Java 8 stream's .min() and .max(): why does this compile?

216
votes

Note: this question originates from a dead link which was a previous SO question, but here goes...

See this code (note: I do know that this code won't "work" and that Integer::compare should be used -- I just extracted it from the linked question):

final ArrayList <Integer> list 
    = IntStream.rangeClosed(1, 20).boxed().collect(Collectors.toList());

System.out.println(list.stream().max(Integer::max).get());
System.out.println(list.stream().min(Integer::min).get());

According to the javadoc of .min() and .max(), the argument of both should be a Comparator.
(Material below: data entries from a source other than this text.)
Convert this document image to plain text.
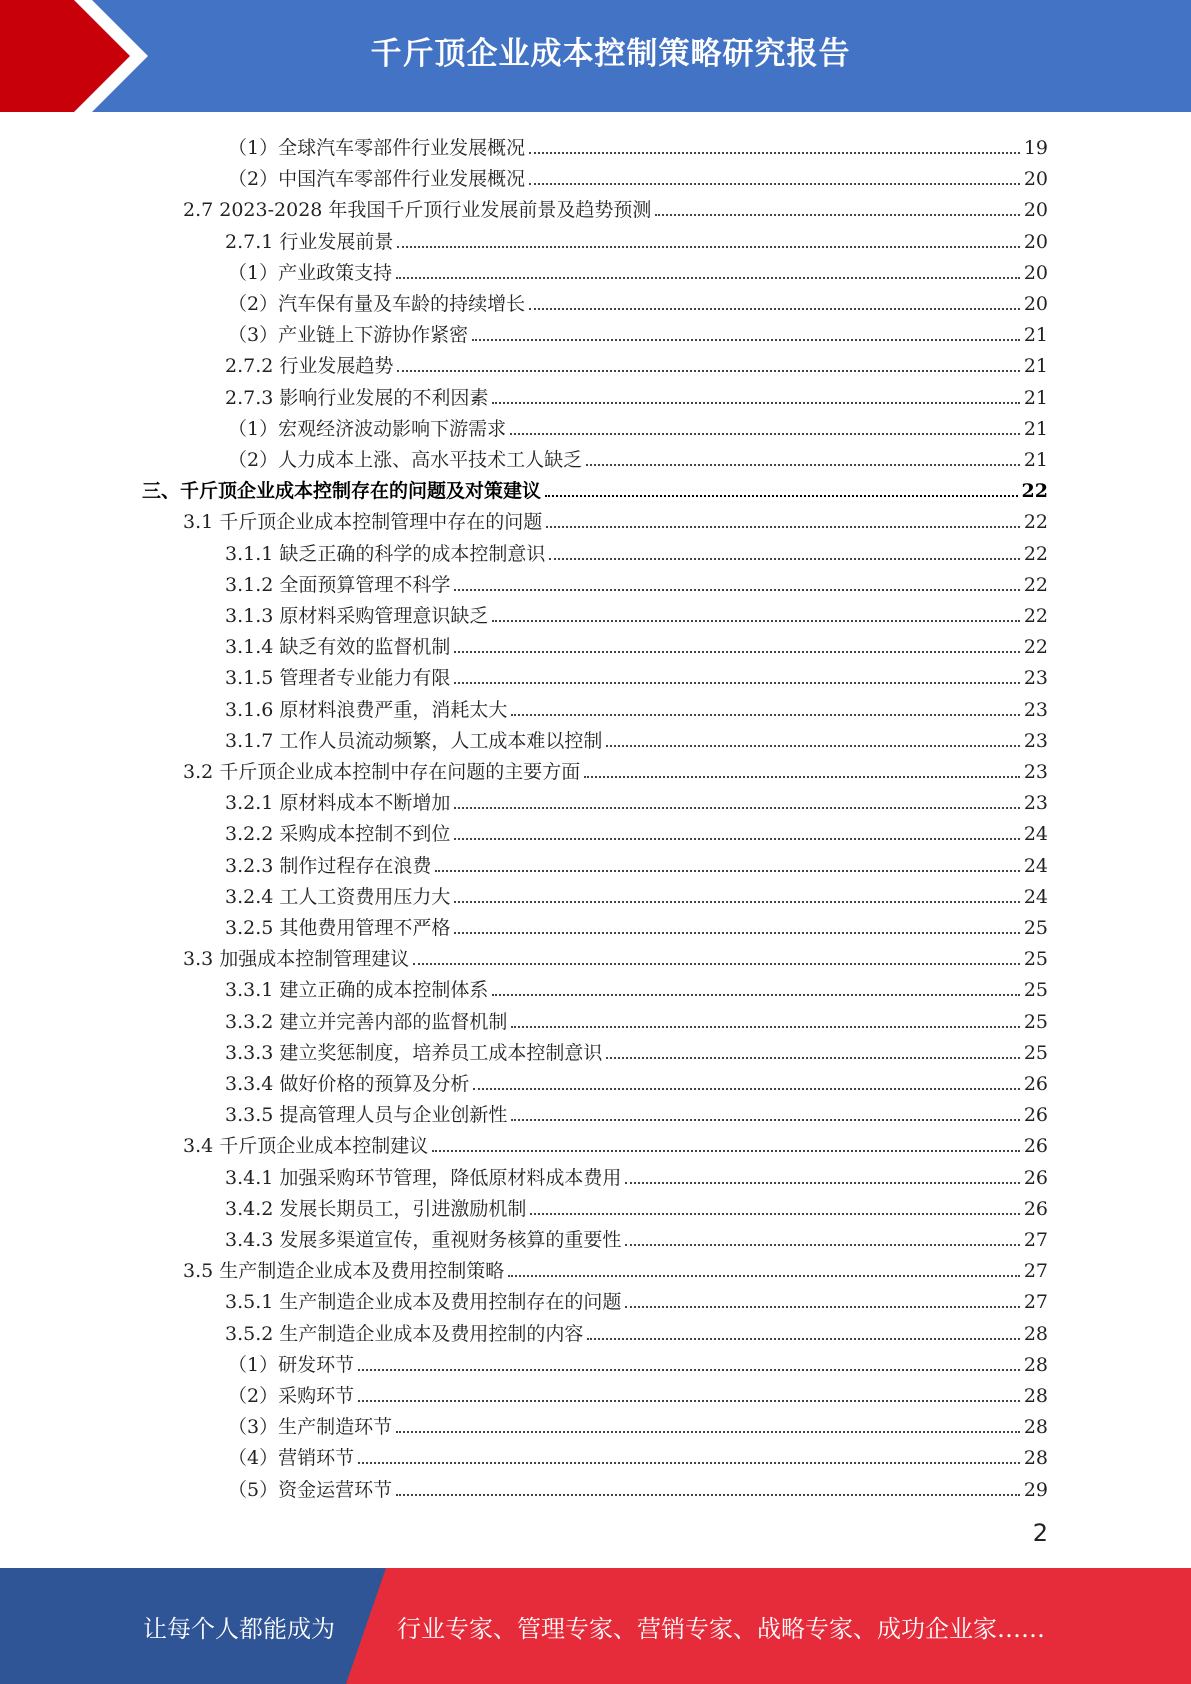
千斤顶企业成本控制策略研究报告
（1）全球汽车零部件行业发展概况	19
（2）中国汽车零部件行业发展概况	20
2.7 2023-2028 年我国千斤顶行业发展前景及趋势预测	20
2.7.1 行业发展前景	20
（1）产业政策支持	20
（2）汽车保有量及车龄的持续增长	20
（3）产业链上下游协作紧密	21
2.7.2 行业发展趋势	21
2.7.3 影响行业发展的不利因素	21
（1）宏观经济波动影响下游需求	21
（2）人力成本上涨、高水平技术工人缺乏	21
三、千斤顶企业成本控制存在的问题及对策建议	22
3.1 千斤顶企业成本控制管理中存在的问题	22
3.1.1 缺乏正确的科学的成本控制意识	22
3.1.2 全面预算管理不科学	22
3.1.3 原材料采购管理意识缺乏	22
3.1.4 缺乏有效的监督机制	22
3.1.5 管理者专业能力有限	23
3.1.6 原材料浪费严重，消耗太大	23
3.1.7 工作人员流动频繁，人工成本难以控制	23
3.2 千斤顶企业成本控制中存在问题的主要方面	23
3.2.1 原材料成本不断增加	23
3.2.2 采购成本控制不到位	24
3.2.3 制作过程存在浪费	24
3.2.4 工人工资费用压力大	24
3.2.5 其他费用管理不严格	25
3.3 加强成本控制管理建议	25
3.3.1 建立正确的成本控制体系	25
3.3.2 建立并完善内部的监督机制	25
3.3.3 建立奖惩制度，培养员工成本控制意识	25
3.3.4 做好价格的预算及分析	26
3.3.5 提高管理人员与企业创新性	26
3.4 千斤顶企业成本控制建议	26
3.4.1 加强采购环节管理，降低原材料成本费用	26
3.4.2 发展长期员工，引进激励机制	26
3.4.3 发展多渠道宣传，重视财务核算的重要性	27
3.5 生产制造企业成本及费用控制策略	27
3.5.1 生产制造企业成本及费用控制存在的问题	27
3.5.2 生产制造企业成本及费用控制的内容	28
（1）研发环节	28
（2）采购环节	28
（3）生产制造环节	28
（4）营销环节	28
（5）资金运营环节	29
2
让每个人都能成为	行业专家、管理专家、营销专家、战略专家、成功企业家……
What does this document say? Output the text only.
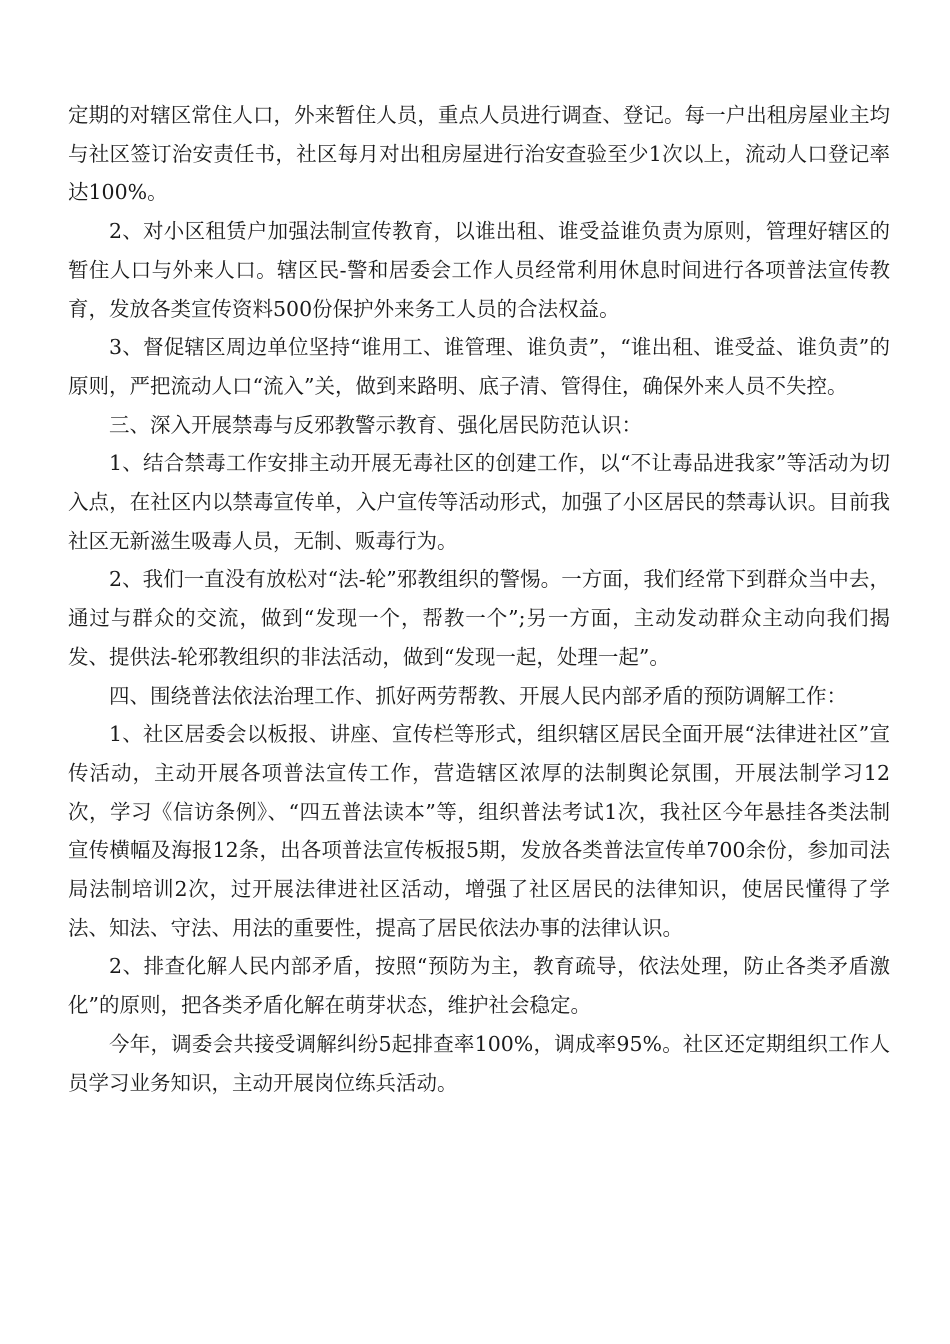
定期的对辖区常住人口，外来暂住人员，重点人员进行调查、登记。每一户出租房屋业主均与社区签订治安责任书，社区每月对出租房屋进行治安查验至少1次以上，流动人口登记率达100%。

2、对小区租赁户加强法制宣传教育，以谁出租、谁受益谁负责为原则，管理好辖区的暂住人口与外来人口。辖区民-警和居委会工作人员经常利用休息时间进行各项普法宣传教育，发放各类宣传资料500份保护外来务工人员的合法权益。

3、督促辖区周边单位坚持“谁用工、谁管理、谁负责”，“谁出租、谁受益、谁负责”的原则，严把流动人口“流入”关，做到来路明、底子清、管得住，确保外来人员不失控。

三、深入开展禁毒与反邪教警示教育、强化居民防范认识：

1、结合禁毒工作安排主动开展无毒社区的创建工作，以“不让毒品进我家”等活动为切入点，在社区内以禁毒宣传单，入户宣传等活动形式，加强了小区居民的禁毒认识。目前我社区无新滋生吸毒人员，无制、贩毒行为。

2、我们一直没有放松对“法-轮”邪教组织的警惕。一方面，我们经常下到群众当中去，通过与群众的交流，做到“发现一个，帮教一个”;另一方面，主动发动群众主动向我们揭发、提供法-轮邪教组织的非法活动，做到“发现一起，处理一起”。

四、围绕普法依法治理工作、抓好两劳帮教、开展人民内部矛盾的预防调解工作：

1、社区居委会以板报、讲座、宣传栏等形式，组织辖区居民全面开展“法律进社区”宣传活动，主动开展各项普法宣传工作，营造辖区浓厚的法制舆论氛围，开展法制学习12次，学习《信访条例》、“四五普法读本”等，组织普法考试1次，我社区今年悬挂各类法制宣传横幅及海报12条，出各项普法宣传板报5期，发放各类普法宣传单700余份，参加司法局法制培训2次，过开展法律进社区活动，增强了社区居民的法律知识，使居民懂得了学法、知法、守法、用法的重要性，提高了居民依法办事的法律认识。

2、排查化解人民内部矛盾，按照“预防为主，教育疏导，依法处理，防止各类矛盾激化”的原则，把各类矛盾化解在萌芽状态，维护社会稳定。

今年，调委会共接受调解纠纷5起排查率100%，调成率95%。社区还定期组织工作人员学习业务知识，主动开展岗位练兵活动。
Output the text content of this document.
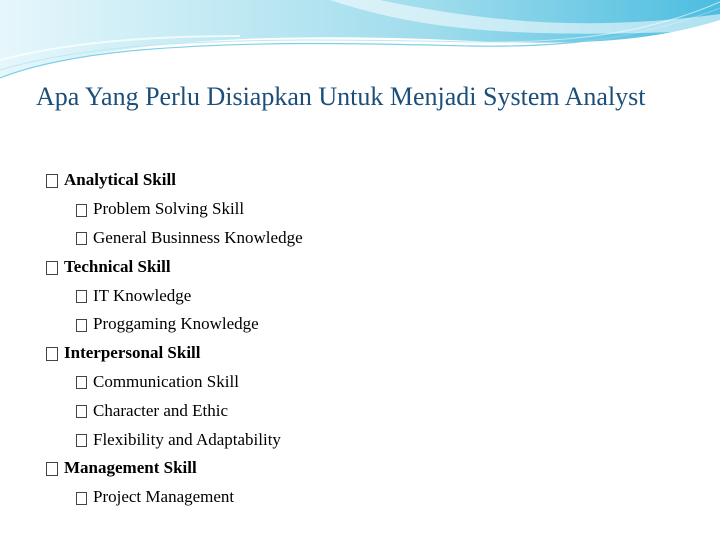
Apa Yang Perlu Disiapkan Untuk Menjadi System Analyst
Analytical Skill
Problem Solving Skill
General Businness Knowledge
Technical Skill
IT Knowledge
Proggaming Knowledge
Interpersonal Skill
Communication Skill
Character and Ethic
Flexibility and Adaptability
Management Skill
Project Management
Yet here the method references are to static methods of the Integer class.

So, why does this compile at all?

5
javajava-8java-stream
Note that it doesn't work properly, it should be using Integer::compare instead of Integer::max and Integer::min.Christoffer Hammarström
@ChristofferHammarström I know that; note how I said before the code extract "I know, it is absurd"fge
I wasn't trying to correct you, i'm telling people in general. You made it sound as if you thought that the part that is absurd is that methods of Integer are not methods of Comparator.Christoffer Hammarström

5 Answers

243
votes

Let me explain what is happening here, because it isn't obvious!

First, Stream.max() accepts an instance of Comparator so that items in the stream can be compared against each other to find the minimum or maximum, in some optimal order that you don't need to worry too much about.

So the question is, of course, why is Integer::max accepted? After all it's not a comparator!

The answer is in the way that the new lambda functionality works in Java 8. It relies on a concept which is informally known as "single abstract method" interfaces, or "SAM" interfaces. The idea is that any interface with one abstract method can be automatically implemented by any lambda - or method reference - whose method signature is a match for the one method on the interface. So examining the Comparator interface (simple version):

public Comparator<T> {
    T compare(T o1, T o2);
}

If a method is looking for a Comparator<Integer>, then it's essentially looking for this signature:

int xxx(Integer o1, Integer o2);

I use "xxx" because the method name is not used for matching purposes.

Therefore, both Integer.min(int a, int b) and Integer.max(int a, int b) are close enough that autoboxing will allow this to appear as a Comparator<Integer> in a method context.

117
votes

Comparator is a functional interface, and Integer::max complies with that interface (after autoboxing/unboxing is taken into consideration). It takes two int values and returns an int - just as you'd expect a Comparator<Integer> to (again, squinting to ignore the Integer/int difference).

However, I wouldn't expect it to do the right thing, given that Integer.max doesn't comply with the semantics of Comparator.compare. And indeed it doesn't really work in general. For example, make one small change:

for (int i = 1; i <= 20; i++)
    list.add(-i);

... and now the max value is -20 and the min value is -1.

Instead, both calls should use Integer::compare:

System.out.println(list.stream().max(Integer::compare).get());
System.out.println(list.stream().min(Integer::compare).get());
19
votes

This works because Integer::min resolves to an implementation of the Comparator<Integer> interface.

The method reference of Integer::min resolves to Integer.min(int a, int b), resolved to IntBinaryOperator, and presumably autoboxing occurs somewhere making it a BinaryOperator<Integer>.

And the min() resp max() methods of the Stream<Integer> ask the Comparator<Integer> interface to be implemented.
Now this resolves to the single method Integer compareTo(Integer o1, Integer o2). Which is of type BinaryOperator<Integer>.

And thus the magic has happened as both methods are a BinaryOperator<Integer>.

2
votes

Apart from the information given by David M. Lloyd one could add that the mechanism that allows this is called target typing.

The idea is that the type the compiler assigns to a lambda expressions or a method references does not depend only on the expression itself, but also on where it is used.

The target of an expression is the variable to which its result is assigned or the parameter to which its result is passed.

Lambda expressions and method references are assigned a type which matches the type of their target, if such a type can be found.

See the Type Inference section in the Java Tutorial for more information.

1
votes

I had an error with an array getting the max and the min so my solution was:

int max = Arrays.stream(arrayWithInts).max().getAsInt();
int min = Arrays.stream(arrayWithInts).min().getAsInt();